Getting up, he walked over to the bed and sat down beside her. She immediately twisted around from the hips and put up her mouth to be kissed. After the kiss, which transcended the scent and flavor of the port, she stood up and elevated him quickly and deftly, with the hiss of a zipper and a whisper of cloth, to the status of friend. She was slim and taut and full of tricks, and the most remarkable thing of all was that there was never the slightest sense, before or during or after, of the familiar stale redundancy.
In the abatement of excitement, under his eyes and hands, she seemed to preen and project herself, not so much in brazenness as in childish pleasure in her body and complete assurance of its ability to sustain its charm even in the dulled and difficult aftermath of passion. It was a mute and rather arrogant expression of braggadocio, defying him to deny what was plainly true and inviting him to enjoy what was openly in evidence.
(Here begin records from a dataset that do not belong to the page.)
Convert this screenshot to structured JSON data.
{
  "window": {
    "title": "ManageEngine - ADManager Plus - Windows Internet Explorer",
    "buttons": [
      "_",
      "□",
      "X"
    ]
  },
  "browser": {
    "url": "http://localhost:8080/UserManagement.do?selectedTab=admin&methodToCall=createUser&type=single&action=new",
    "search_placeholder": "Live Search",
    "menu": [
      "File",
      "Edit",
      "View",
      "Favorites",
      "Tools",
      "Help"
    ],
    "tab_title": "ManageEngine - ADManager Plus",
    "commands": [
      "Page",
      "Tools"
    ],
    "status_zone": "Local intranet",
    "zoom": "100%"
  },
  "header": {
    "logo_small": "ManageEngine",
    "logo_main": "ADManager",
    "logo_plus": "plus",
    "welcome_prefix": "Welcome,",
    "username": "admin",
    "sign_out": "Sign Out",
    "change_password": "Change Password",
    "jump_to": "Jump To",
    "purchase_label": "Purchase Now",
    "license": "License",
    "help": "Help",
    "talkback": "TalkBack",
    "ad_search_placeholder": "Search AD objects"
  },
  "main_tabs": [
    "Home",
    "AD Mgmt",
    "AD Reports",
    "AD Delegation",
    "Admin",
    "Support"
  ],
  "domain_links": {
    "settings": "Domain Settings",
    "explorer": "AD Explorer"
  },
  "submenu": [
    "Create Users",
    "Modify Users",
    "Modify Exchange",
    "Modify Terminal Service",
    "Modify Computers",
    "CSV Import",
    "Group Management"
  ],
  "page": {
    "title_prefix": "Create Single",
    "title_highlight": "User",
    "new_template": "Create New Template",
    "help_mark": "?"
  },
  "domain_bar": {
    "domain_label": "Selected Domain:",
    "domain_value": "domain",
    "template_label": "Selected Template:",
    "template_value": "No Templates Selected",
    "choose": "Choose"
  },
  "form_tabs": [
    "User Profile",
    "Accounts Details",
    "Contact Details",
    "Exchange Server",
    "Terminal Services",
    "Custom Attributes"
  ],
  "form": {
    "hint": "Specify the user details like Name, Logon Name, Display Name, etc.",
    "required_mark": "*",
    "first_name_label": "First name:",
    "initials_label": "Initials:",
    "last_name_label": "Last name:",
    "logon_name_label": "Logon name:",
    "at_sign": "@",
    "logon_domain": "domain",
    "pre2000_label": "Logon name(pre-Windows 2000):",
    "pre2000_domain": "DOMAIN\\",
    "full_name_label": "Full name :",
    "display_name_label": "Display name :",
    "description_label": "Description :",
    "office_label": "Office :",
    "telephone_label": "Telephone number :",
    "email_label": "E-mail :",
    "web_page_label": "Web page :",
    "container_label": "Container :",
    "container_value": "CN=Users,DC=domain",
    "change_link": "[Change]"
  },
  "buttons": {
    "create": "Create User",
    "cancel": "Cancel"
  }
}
With the tips of her fingers, in self-love, she traced the lines of her small alert breasts, her nipped waist, her lean and talented hips and flanks.
“Did I please you?” she said.
“Yes. Very much.”
“Have you ever known anyone half so good?”
“No, no. Not half.”
He kissed her throat, drawing his lips downward across silken skin.
It was surely an illusion induced by the character of subsequent events, and actually applied much later to the present instance, that there was all the while in the room an elusive and caustic scent of sulphur.